Today, with all the world’s upheaval, many people are asking themselves: should I stay or should I go? An overwhelming number are answering yes, creating a movement so large they have blessed it with a name: The Great Resignation.

It’s a compelling question, but it’s a bad question. For those of you in the throes of this ‘dilemma,’ let’s break it down.

Should I Stay or Should I Go?

I have four issues with asking this question:

  • Using the pejorative “should”
  • Framing the situation as a problem
  • Asking yourself an either/or question 
  • Going implies moving away from

Stop “Shoulding” Yourself

Psychologist Albert Ellis popularized the notion of “should” as a pejorative in the 1950s or 60s, and life coaches have been harping on should’s unseemliness ever since.

The trouble with the word is that it is inherently judging, and humans don’t react well to being judged. When we do it to ourselves, it’s particularly harmful. 

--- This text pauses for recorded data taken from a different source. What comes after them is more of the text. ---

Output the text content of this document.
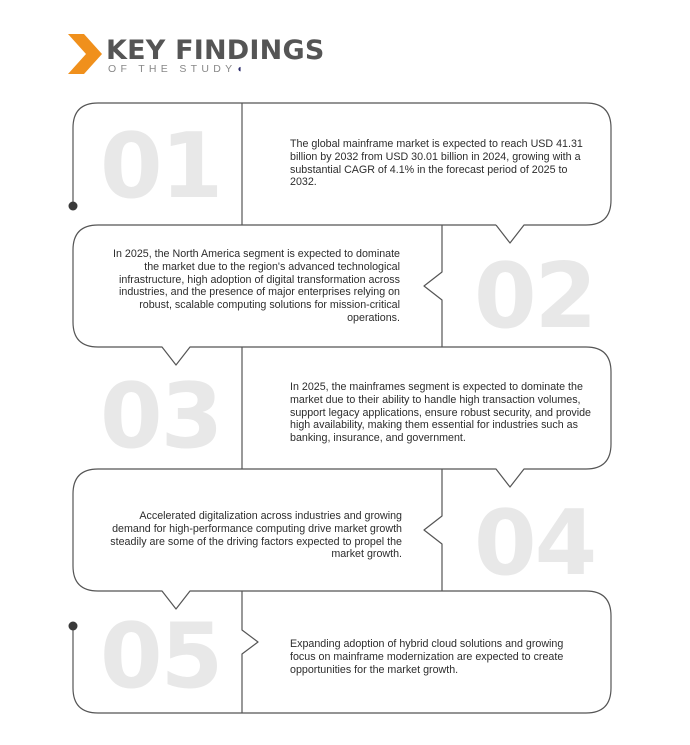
KEY FINDINGS
OF THE STUDY◖
01	The global mainframe market is expected to reach USD 41.31 billion by 2032 from USD 30.01 billion in 2024, growing with a substantial CAGR of 4.1% in the forecast period of 2025 to 2032.
02
In 2025, the North America segment is expected to dominate the market due to the region's advanced technological infrastructure, high adoption of digital transformation across industries, and the presence of major enterprises relying on robust, scalable computing solutions for mission-critical operations.
03	In 2025, the mainframes segment is expected to dominate the market due to their ability to handle high transaction volumes, support legacy applications, ensure robust security, and provide high availability, making them essential for industries such as banking, insurance, and government.
04
Accelerated digitalization across industries and growing demand for high-performance computing drive market growth steadily are some of the driving factors expected to propel the market growth.
05	Expanding adoption of hybrid cloud solutions and growing focus on mainframe modernization are expected to create opportunities for the market growth.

To “should” yourself breaks one of Don Miguel Ruiz’s famous four agreements: Be impeccable with your word. By this, Don Miguel seems to say do not speak against yourself or others. Our words and thoughts are creative; we speak and think things into reality. So, it’s foolhardy to speak against ourselves and it’s unkind to speak against others.

The whole concept of should presupposes that some correct answer lies out there for our discovery. I don’t find this to be a helpful idea. Maybe it’s true that we have some calling, something that we are being called to fulfill (I rather think there is). But I don’t believe we’ll find it by trying to fit into a constricting mold. Rather, I think humans do better when we are driven by passion, by purpose. We know we are on course when we feel the spark of joy and excitement that can lead to flow. It is something for us to discover, not a dictate from society.

The cool thing about being human is we get to decide what we want things to be for ourselves. Now more than ever. 

There are circumstances that are more challenging than others, such as the scourge of war, the plight of females in countries like Afghanistan, females and minorities living under the thumb of sexism, racism, ethnicism, genderism, and religious persecution. I don’t mean to diminish any of that.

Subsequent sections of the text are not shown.